Phinney Ridge bucks condo trend
Tue, 10/09/2007
While condominiums and townhouses pop up in the heart of downtown Ballard, another part of the area - a stretch of Northwest 65th St. in the shadow of Phinney Ridge - is celebrating being the antithesis of the current condo development trend and remaining a street filled with independent businesses.
On September 28-30, some of the businesses hosted an event called Celebrate the Spirit of 65th. It was a block party of sorts, featuring live music at The Sneakery, an art opening at BaBaLouise, free blueberry pancakes outside Caf/ Bambino, special deals, and more.
For Drea Berthold, owner of The Sneakery, the event served as the shoe store's one-year anniversary party, and as a way to give people who hadn't previously checked out the street a chance to see something a little different.
"When you go downtown Ballard you kinda know what you're getting - there's a bunch of stuff there," she said. "So here, it's just kinda more random, you know, hair salon, bar, tattoo parlor, shoe shop. It doesn't have something to tie it all together."
But what does tie it together is the sense of community. Talk to some of the business owners and you'll hear about a neighborhood of locally-owned businesses, where people are on a first-name basis, workers will walk up to the independent coffee shop for their coffee, and where a shoe store owner is willing to lend a hammer to another fellow business owner.
This neighborhood atmosphere is what drew Lara Davis and Cindy Belic of BabaLouise to the area. They formerly operated their salon on near the fire station on Northwest Market St. but moved to their current location almost two years ago.
"All of a sudden everything around us started getting torn down and it's just like big business, big business, huge corporations all around us," Davis said of their former location on Market Street. "And so, we're like, we wanna be in a neighborhood."
Davis and Belic decided to participate in the event by hosting an art opening for local artist Shannon Mcconnell, who is now displaying his paintings in the salon. It also provided them with an opportunity to unite with the other businesses on the block.
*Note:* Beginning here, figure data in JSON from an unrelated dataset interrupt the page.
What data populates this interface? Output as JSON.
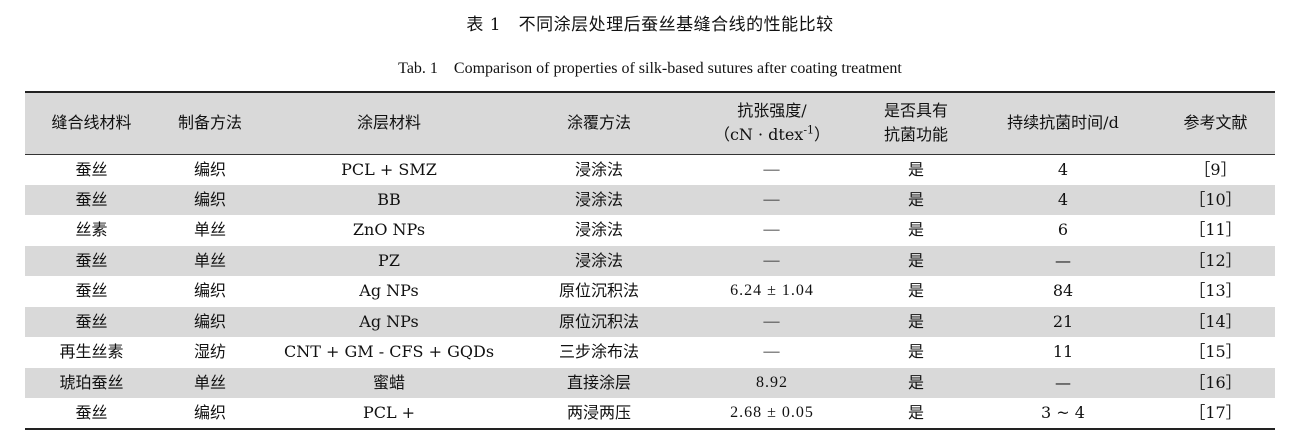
{
  "caption": {
    "cn": "表 1　不同涂层处理后蚕丝基缝合线的性能比较",
    "en": "Tab. 1　Comparison of properties of silk-based sutures after coating treatment"
  },
  "table": {
    "headers": {
      "material": "缝合线材料",
      "prep": "制备方法",
      "coating": "涂层材料",
      "method": "涂覆方法",
      "strength_line1": "抗张强度/",
      "strength_line2_pre": "（cN · dtex",
      "strength_line2_sup": "-1",
      "strength_line2_post": "）",
      "antibac_line1": "是否具有",
      "antibac_line2": "抗菌功能",
      "duration": "持续抗菌时间/d",
      "ref": "参考文献"
    },
    "rows": [
      {
        "material": "蚕丝",
        "prep": "编织",
        "coating": "PCL + SMZ",
        "method": "浸涂法",
        "strength": "—",
        "antibac": "是",
        "duration": "4",
        "ref": "［9］"
      },
      {
        "material": "蚕丝",
        "prep": "编织",
        "coating": "BB",
        "method": "浸涂法",
        "strength": "—",
        "antibac": "是",
        "duration": "4",
        "ref": "［10］"
      },
      {
        "material": "丝素",
        "prep": "单丝",
        "coating": "ZnO NPs",
        "method": "浸涂法",
        "strength": "—",
        "antibac": "是",
        "duration": "6",
        "ref": "［11］"
      },
      {
        "material": "蚕丝",
        "prep": "单丝",
        "coating": "PZ",
        "method": "浸涂法",
        "strength": "—",
        "antibac": "是",
        "duration": "—",
        "ref": "［12］"
      },
      {
        "material": "蚕丝",
        "prep": "编织",
        "coating": "Ag NPs",
        "method": "原位沉积法",
        "strength": "6.24 ± 1.04",
        "antibac": "是",
        "duration": "84",
        "ref": "［13］"
      },
      {
        "material": "蚕丝",
        "prep": "编织",
        "coating": "Ag NPs",
        "method": "原位沉积法",
        "strength": "—",
        "antibac": "是",
        "duration": "21",
        "ref": "［14］"
      },
      {
        "material": "再生丝素",
        "prep": "湿纺",
        "coating": "CNT + GM - CFS + GQDs",
        "method": "三步涂布法",
        "strength": "—",
        "antibac": "是",
        "duration": "11",
        "ref": "［15］"
      },
      {
        "material": "琥珀蚕丝",
        "prep": "单丝",
        "coating": "蜜蜡",
        "method": "直接涂层",
        "strength": "8.92",
        "antibac": "是",
        "duration": "—",
        "ref": "［16］"
      },
      {
        "material": "蚕丝",
        "prep": "编织",
        "coating": "PCL +",
        "method": "两浸两压",
        "strength": "2.68 ± 0.05",
        "antibac": "是",
        "duration": "3 ~ 4",
        "ref": "［17］"
      }
    ]
  }
}
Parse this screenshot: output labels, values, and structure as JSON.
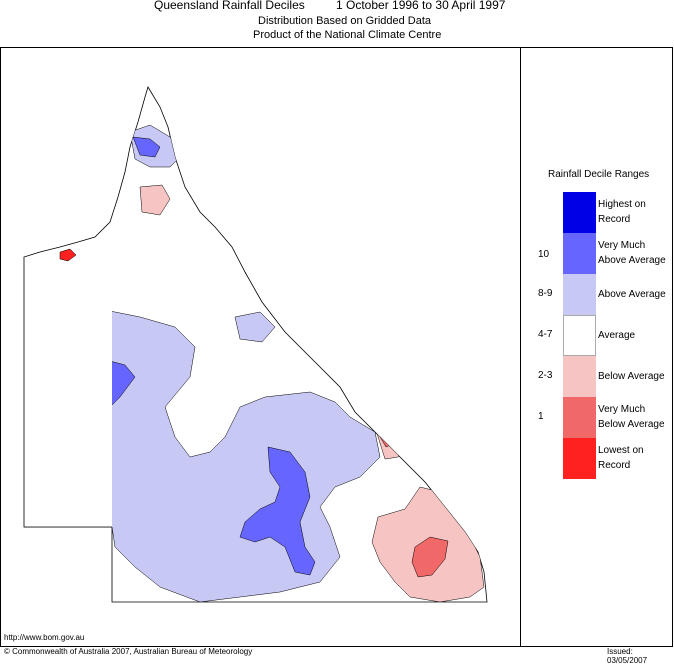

Davis said they are lucky that there are no banks or big-name coffee shops in the neighborhood. While some of the local business owners like it that way, they believe change is inevitable.
One of the areas of uncertainty is located in a vacant area on the other side of the street. Belic said she's pushing for it to be converted into a neighborhood market like the Phinney Market.
Jim Mates of Custom Boot Services, who offered free shoe fitting evaluations during the event, said he would like to see something like a bookstore or art gallery come in. But he'd personally rather not see condos.
Berthold at The Sneakery gave a similar opinion, and said the business owners have a bad, foreboding feeling that condos will be built there.
"I would be thrilled and surprised if it were... anything other than a three-story condo with retail on the bottom, 'cause it seems like it's always a cell phone store, a tanning salon and a nail place," she said, adding, "with Starbucks."
"We wanna keep a more independent feel to this neighborhood and not have everything be really cookie cutter."
65th Street has a history of being independent, if not a little rough around the edges. According to Gretchen Kudla, who owns Caf/ Bambino and All Aboard with her husband, Andhi Spath, described the street as having a past dotted with drunken sailors and drug abuse.
But in the years since Kudla started working at Caf/ Bambino, she said she's watched the street improve a little each year because of the independent businesspeople. She said the businesses keep the area looking nice by painting, planting flowers, and keeping up their storefronts. But it's a bittersweet scenario for independent businesses, she said, because once a neighborhood changes and people discover it, eventually the small businesses get pushed out.
Angela Rae, a friend of Drea's who came to The Sneakery on Friday the 28th to support Drea, thinks Ballard's growth is positive. Despite her store, Kick It Boots & Stompwear, being located even closer to the concentration of new condos in Downtown Ballard, Rae has a more optimistic attitude about the realities of the changes taking place.
"As a business owner I welcome all the new feet in town," she said. "I don't think of it as 2,000 condos. I think of it as 4,000 new feet."
Rae doesn't think the development will decrease Ballard's character. She said the homes, people, and the shops all have character, and if anything, a lot of new people will add to the energy rather than take away from it.
Whatever the future does hold for 65th street, in the meantime, the businesses on 65th are enjoying their street's present reality.
For Berthold, the event was a way of "getting everybody involved before the neighborhood really changes dramatically." The event was a great success, she said, and it helped make September the best month of sales in The Sneakery's history. She said there will probably be a similar event next year, and she hopes to have even more of the local businesses involved.